Thursday, January 14, 2010



For healthy mental aging, brain games can fill in for schooling?

More epidemiological stupidity -- confusing cause and effect

It's well documented that people lacking college degrees are more likely to develop memory problems or even Alzheimer's disease later in life. [Which means what? That people with poor memories to start with cannot handle college?]

But people can significantly compensate for poorer education by engaging often in mental exercises such as word games, puzzles, reading, and lectures, a large national study has found. "Among individuals with low education, those who engaged in reading, writing, attending lectures, doing word games or puzzles once or week [i.e. those who were naturally smart to start with] or more had memory scores similar to people with more education," said psychologist Margie Lachman of Brandeis University in Waltham, Mass., lead author of the study published in the American Journal of Geriatric Psychiatry.

"The lifelong benefits of higher education for memory in later life are quite impressive, but we do not clearly understand how and why these effects last so long," she noted. It could be because higher education promotes lifelong interest in cognitive endeavors, she added. By contrast, people with less education may engage less often in mental exercises that help keep the memory agile.

The study assessed 3,343 men and women between the ages of 32 and 84 with an average age of 56. Almost 40 percent of the participants had at least a four-year college degree. Lachman and colleagues evaluated how the participants performed in two cognitive areas, verbal memory and executive functionbrain processes involved in planning, abstract thinking and cognitive flexibility. Participants were given a battery of tests, including tests of verbal fluency, word recall, and backward counting.

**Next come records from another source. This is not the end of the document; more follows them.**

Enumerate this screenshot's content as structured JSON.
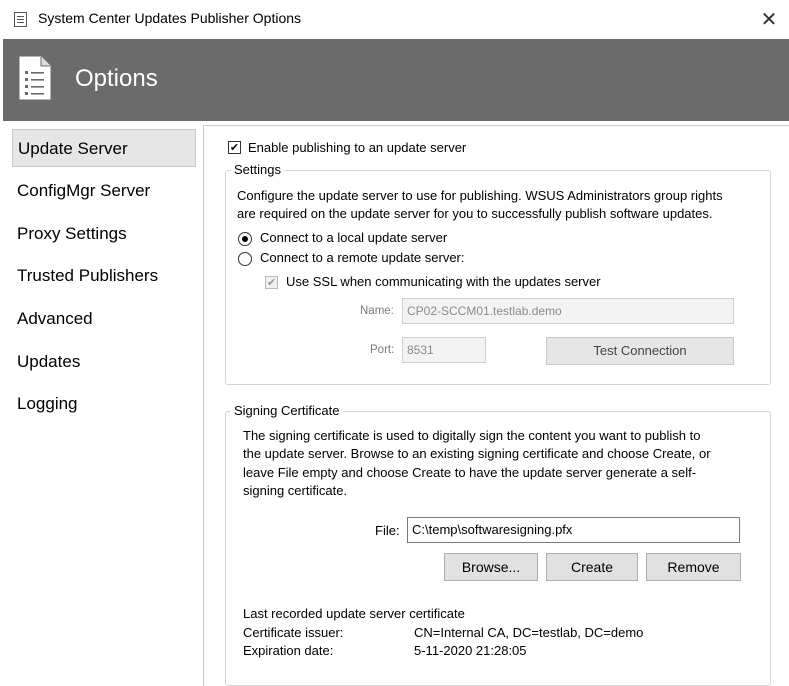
{
  "window": {
    "title": "System Center Updates Publisher Options",
    "close_symbol": "✕"
  },
  "header": {
    "title": "Options",
    "icon": "document-list-icon"
  },
  "sidebar": {
    "items": [
      {
        "label": "Update Server",
        "selected": true
      },
      {
        "label": "ConfigMgr Server",
        "selected": false
      },
      {
        "label": "Proxy Settings",
        "selected": false
      },
      {
        "label": "Trusted Publishers",
        "selected": false
      },
      {
        "label": "Advanced",
        "selected": false
      },
      {
        "label": "Updates",
        "selected": false
      },
      {
        "label": "Logging",
        "selected": false
      }
    ]
  },
  "update_server": {
    "enable_publishing": {
      "label": "Enable publishing to an update server",
      "checked": true
    },
    "settings": {
      "title": "Settings",
      "description_line1": "Configure the update server to use for publishing. WSUS Administrators group rights",
      "description_line2": "are required on the update server for you to successfully publish software updates.",
      "local_option": {
        "label": "Connect to a local update server",
        "selected": true
      },
      "remote_option": {
        "label": "Connect to a remote update server:",
        "selected": false
      },
      "use_ssl": {
        "label": "Use SSL when communicating with the updates server",
        "checked": true,
        "enabled": false
      },
      "name_label": "Name:",
      "name_value": "CP02-SCCM01.testlab.demo",
      "port_label": "Port:",
      "port_value": "8531",
      "test_connection_label": "Test Connection"
    },
    "signing_certificate": {
      "title": "Signing Certificate",
      "description_line1": "The signing certificate is used to digitally sign the content you want to publish to",
      "description_line2": "the update server. Browse to an existing signing certificate and choose Create, or",
      "description_line3": "leave File empty and choose Create to have the update server generate a self-",
      "description_line4": "signing certificate.",
      "file_label": "File:",
      "file_value": "C:\\temp\\softwaresigning.pfx",
      "browse_label": "Browse...",
      "create_label": "Create",
      "remove_label": "Remove",
      "last_recorded_label": "Last recorded update server certificate",
      "issuer_label": "Certificate issuer:",
      "issuer_value": "CN=Internal CA, DC=testlab, DC=demo",
      "expiration_label": "Expiration date:",
      "expiration_value": "5-11-2020 21:28:05"
    }
  },
  "colors": {
    "header_bg": "#6b6b6b",
    "selected_nav_bg": "#e6e6e6",
    "button_bg": "#e1e1e1"
  }
}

"The findings are promising because they suggest there may be ways to level the playing field for those with lower educational achievement, and protect those at greatest risk for memory declines," said Lachman. "Although we can not rule out the possibility that those who have better memories are the ones who take on more activities, the evidence is consistent with cognitive plasticity, and suggests some degree of personal control over cognitive functioning in adulthood by adopting an intellectuly active lifestyle."

SOURCE





NYC: Restaurant chefs boiling over Bloomberg’s latest really stupid idea

Mayor Bloomberg yesterday defended his latest nanny initiative — a controversial crackdown on salt — by comparing the simple seasoning to killer asbestos in the classroom. "If we know there's asbestos in a school room what do you expect us to do?" Bloomberg shot back at reporters questioning his new initiative. "Say it's not our business? I don't think so. The same thing is true with food and smoking and a lot of things.

"Salt and asbestos, clearly both are bad for you," Bloomberg continued. "Modern medicine thinks you shouldn't be smoking if you want to live longer. Modern medicine thinks you shouldn't be eating salt, or sodium." [There is no such thing as a monolithic "modern medicine" -- only a range of ideas]

Bloomberg is pushing a plan to cut the amount of salt in packaged and restaurant foods by 25 percent over the next five years. He says the initiative is voluntary.

Never mind that salt has important properties that preserve and stabilize food, and its sodium ions help maintain the fluid in human blood cells. Forget that the body does not manufacture its own sodium ions so there has to be some salt in everyone's diet.

Restaurant owners have a less scientific reason for disliking the crackdown: salt makes food taste good. Some of the city's top chefs and restaurant owners yesterday had a spicy message for City Hall: Simmer down and stay out of our kitchens. "I'm all for trying to make New Yorkers healthier people," said acclaimed chef Ed Brown, owner of the restaurant eighty one on the Upper West Side. "But when it comes to him telling me how much salt to put in food, I have a problem with it."

Noted chef David Chang, owner of the Momofuku Noodle Bar, said cooks have been using salt with food almost as long as they have been using fire. "You need salt to draw flavor out of food," Chang said. "It's a skill that you teach cooks. For that to be regulated by the government is just stupid and foolish."

Too much sodium contributes to high blood pressure, which can cause heart attacks and stroke, health officials say.